The distinction comes down to reactants. Formation always starts from elements in standard states. Combustion always starts from the compound itself. Same product, different starting points — so different energy changes.

The special overlap case (carbon, hydrogen, sulfur) happens when an element burns to give a single, well-defined product. There’s no ambiguity — formation and combustion describe the same chemical event.
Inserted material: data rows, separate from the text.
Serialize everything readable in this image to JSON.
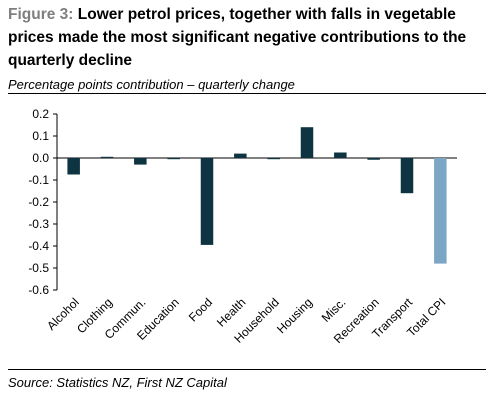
{
  "figure": {
    "label": "Figure 3:",
    "title": "Lower petrol prices, together with falls in vegetable prices made the most significant negative contributions to the quarterly decline",
    "subtitle": "Percentage points contribution – quarterly change",
    "source": "Source: Statistics NZ,  First NZ Capital"
  },
  "chart_data": {
    "type": "bar",
    "title": "Lower petrol prices, together with falls in vegetable prices made the most significant negative contributions to the quarterly decline",
    "subtitle": "Percentage points contribution – quarterly change",
    "xlabel": "",
    "ylabel": "",
    "ylim": [
      -0.6,
      0.2
    ],
    "yticks": [
      0.2,
      0.1,
      0.0,
      -0.1,
      -0.2,
      -0.3,
      -0.4,
      -0.5,
      -0.6
    ],
    "ytick_labels": [
      "0.2",
      "0.1",
      "0.0",
      "-0.1",
      "-0.2",
      "-0.3",
      "-0.4",
      "-0.5",
      "-0.6"
    ],
    "categories": [
      "Alcohol",
      "Clothing",
      "Commun.",
      "Education",
      "Food",
      "Health",
      "Household",
      "Housing",
      "Misc.",
      "Recreation",
      "Transport",
      "Total CPI"
    ],
    "values": [
      -0.075,
      0.005,
      -0.03,
      -0.003,
      -0.395,
      0.02,
      -0.005,
      0.14,
      0.025,
      -0.008,
      -0.16,
      -0.48
    ],
    "colors": {
      "component": "#0d3440",
      "total": "#7ba6c4"
    },
    "highlight_category": "Total CPI",
    "grid": false,
    "legend": "none"
  }
}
T = 298 \text{ K}, \quad P = 1 \text{ bar}

All standard enthalpies ( $\Delta H°$ ) are defined at these conditions. The ° symbol is your signal that standard states are being used.

Alternative Method — Using Hess’s Law Connection

You can calculate $\Delta H_c°$ of a compound using $\Delta H_f°$ values of reactants and products:

\Delta H_c° = \sum \Delta H_f°(\text{products}) - \sum \Delta H_f°(\text{reactants})

For methane combustion:

\Delta H_c°(\text{CH}_4) = [\Delta H_f°(\text{CO}_2) + 2\Delta H_f°(\text{H}_2\text{O})] - [\Delta H_f°(\text{CH}_4)]

= [(-393.5) + 2(-286)] - (-74.8) = -890.7 \text{ kJ/mol}

This confirms the experimentally measured value. In board exams and JEE, this calculation route appears more often than the direct definition questions.

By definition, $\Delta H_f°$ of any element in its standard state is zero. So $\Delta H_f°(\text{O}_{2(g)}) = 0$ , $\Delta H_f°(\text{C}_\text{graphite}) = 0$ . This is why elements don’t appear in the products’ formation sum when you write out Hess’s law.

Common Mistake

Students write $\Delta H_f°(\text{H}_2\text{O}) = -286$ kJ/mol and then claim “water’s enthalpy of combustion is $-286$ kJ/mol.” Water doesn’t combust — it’s already oxidised completely. The $-286$ kJ/mol is the enthalpy of formation of water, which equals the combustion of hydrogen. The subject of the combustion reaction is $\text{H}_2$ , not $\text{H}_2\text{O}$ .

Always ask: what substance is burning? That’s whose $\Delta H_c°$ you’re calculating.

Quick Reference

Property	$\Delta H_f°$	$\Delta H_c°$
Reactants	Elements in standard states	Compound + $\text{O}_2$
Product	1 mol of compound	$\text{CO}_2$ , $\text{H}_2\text{O}$ , etc.
Sign (usually)	Negative (exothermic)	Always negative
Equal when?	Element that burns to one product (C, H₂, S)	—

For CBSE Class 11 boards, the definition question carries 2 marks. The Hess’s law calculation using $\Delta H_f°$ values is typically a 3-mark numerical in JEE Main.